Some analogies may express this distinction more clearly. If the paradigm you’re applying to a situation is a polynomial equation, like ax^2 + bx + c = y, where x is an input variable you know, and y is the solution you’re looking for, calibrating that paradigm into a skill is figuring out over time what the parameter values a, b, and c are for a recurring situation. If your paradigm is what sort of motion you must make with your arm to throw a ball, calibrating that paradigm into a skill means adjusting the fine dimensions of that motion to actually hit your target.
As the throwing analogy implies, paradigms apply to instrumental skills as well. A non-rationalist may master a skill by gradually developing the right thought patterns and paradigm for that particular skill through experience and practice. They may not know why their thinking habits work, or how to apply them to other situations, but they can succeed at the rigidly-bounded task with which they’re familiar. They can outperform people whose paradigms are less efficient, or less well calibrated.
For example, a rationalist may know how to derive the theory of playing chess from basic logic and game theory, but it doesn’t follow that they will be able to defeat a seasoned non-rationalist chess player in a timed match if they’ve never so much as played a board game before. The non-rationalist chess player will have a better sense of what to pay attention to and what effects moves will have, and thus will have more brain space free to plan ahead in the time they have.

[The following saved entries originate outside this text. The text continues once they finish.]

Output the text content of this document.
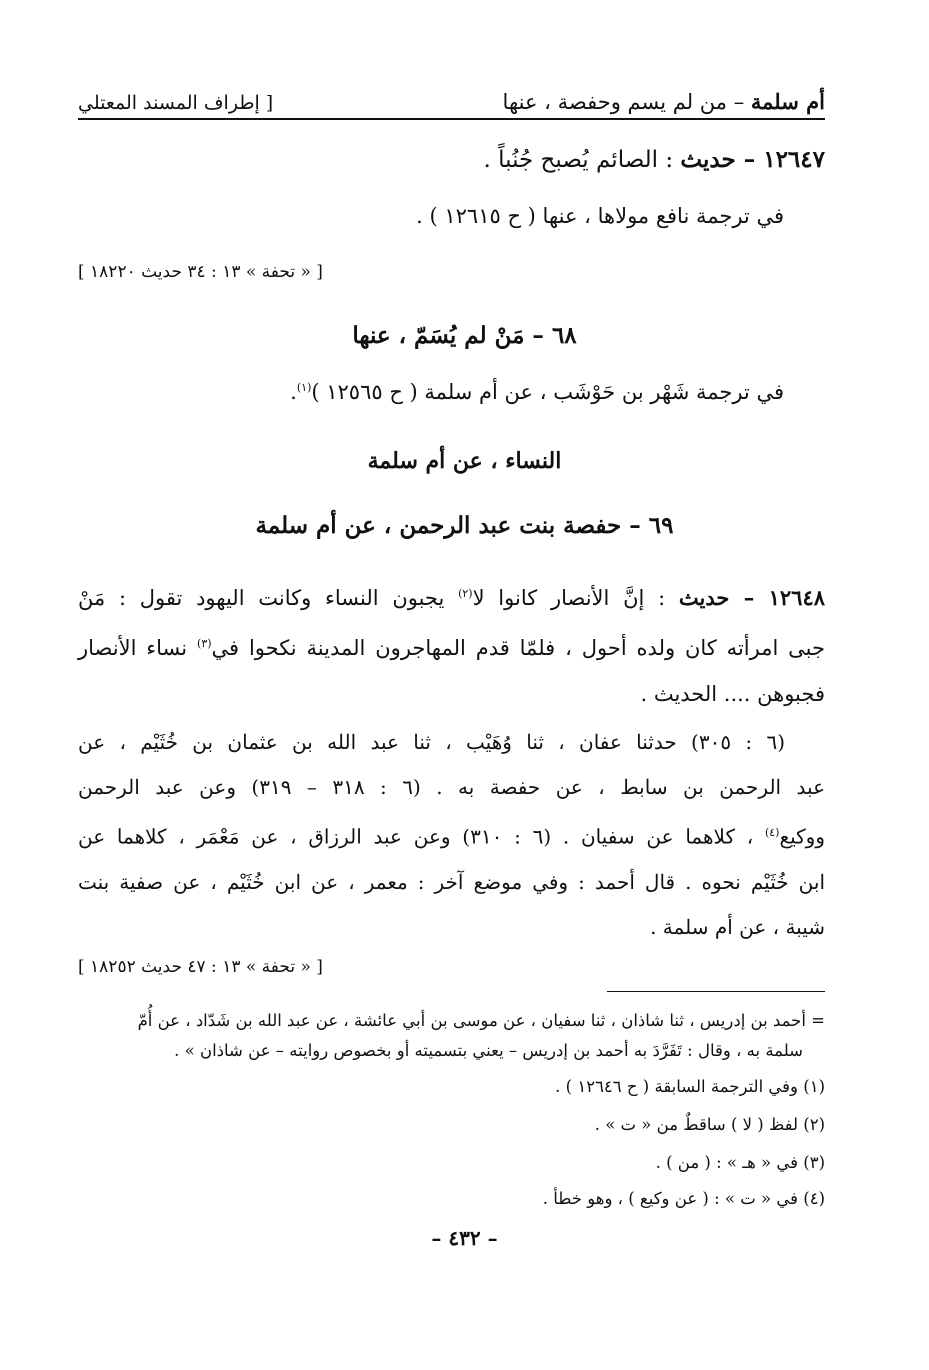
أم سلمة – من لم يسم وحفصة ، عنها
[ إطراف المسند المعتلي
١٢٦٤٧ – حديث : الصائم يُصبح جُنُباً .
في ترجمة نافع مولاها ، عنها ( ح ١٢٦١٥ ) .
[ « تحفة » ١٣ : ٣٤ حديث ١٨٢٢٠ ]
٦٨ – مَنْ لم يُسَمّ ، عنها
في ترجمة شَهْر بن حَوْشَب ، عن أم سلمة ( ح ١٢٥٦٥ )$^{(١)}$.
النساء ، عن أم سلمة
٦٩ – حفصة بنت عبد الرحمن ، عن أم سلمة
١٢٦٤٨ – حديث : إنَّ الأنصار كانوا لا$^{(٢)}$ يجبون النساء وكانت اليهود تقول : مَنْ
جبى امرأته كان ولده أحول ، فلمّا قدم المهاجرون المدينة نكحوا في$^{(٣)}$ نساء الأنصار
فجبوهن .... الحديث .
(٦ : ٣٠٥) حدثنا عفان ، ثنا وُهَيْب ، ثنا عبد الله بن عثمان بن خُثَيْم ، عن
عبد الرحمن بن سابط ، عن حفصة به . (٦ : ٣١٨ – ٣١٩) وعن عبد الرحمن
ووكيع$^{(٤)}$ ، كلاهما عن سفيان . (٦ : ٣١٠) وعن عبد الرزاق ، عن مَعْمَر ، كلاهما عن
ابن خُثَيْم نحوه . قال أحمد : وفي موضع آخر : معمر ، عن ابن خُثَيْم ، عن صفية بنت
شيبة ، عن أم سلمة .
[ « تحفة » ١٣ : ٤٧ حديث ١٨٢٥٢ ]
= أحمد بن إدريس ، ثنا شاذان ، ثنا سفيان ، عن موسى بن أبي عائشة ، عن عبد الله بن شَدّاد ، عن أُمّ
سلمة به ، وقال : تَفَرَّدَ به أحمد بن إدريس – يعني بتسميته أو بخصوص روايته – عن شاذان » .
(١) وفي الترجمة السابقة ( ح ١٢٦٤٦ ) .
(٢) لفظ ( لا ) ساقطٌ من « ت » .
(٣) في « هـ » : ( من ) .
(٤) في « ت » : ( عن وكيع ) ، وهو خطأ .
– ٤٣٢ –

However, people often suffer for not understanding how or why their skills work. Paradigms are defined by assumptions about how systems work and what the user’s values and goals are, and people are often ignorant of the assumptions they’re making. They might have difficulty adapting a paradigm for use in different situations, or using it in conjunction with another paradigm to enhance both. The chess player may fail to use their strategy experience to help prevent accidents, or successfully run a business, because those tasks require other skills in addition to strategy. Understanding paradigms and how to calibrate them is critical to mastering and applying skills beyond the narrow range for which one may have a natural inclination.
Successful institutions and policies require those participating in them to have constructive skills. The reason so many of them are ineffective or outright harmful is because they don't have a way to educate everyone who needs to participate so they have the skills required. The same goes for movements and communities.
Many people grow up learning how to go through the motions of a skill without understanding why it works, and that makes it harder for them to use it effectively, to adapt their skill to different contexts, and to learn other similar skills. A society of such people is ill-prepared to make wise decisions, and to build and sustain structures that could solve our most important problems.
After figuring out how the paradigms and calibration of non-rationalists help them succeed at developing skills, I was able to put together a toolbox of the most basic concepts and paradigms that are the building blocks of all skills.
The concepts in this toolbox can help people frame problems they're stuck on, and equip them to conceive of and (with practice) implement better solutions. The purpose of these concepts is to form a foundation for people to more easily learn the skills to participate in effective institutions, and to continue learning more skills on their own that they may want or need.
This is the Foundational Toolbox for Life.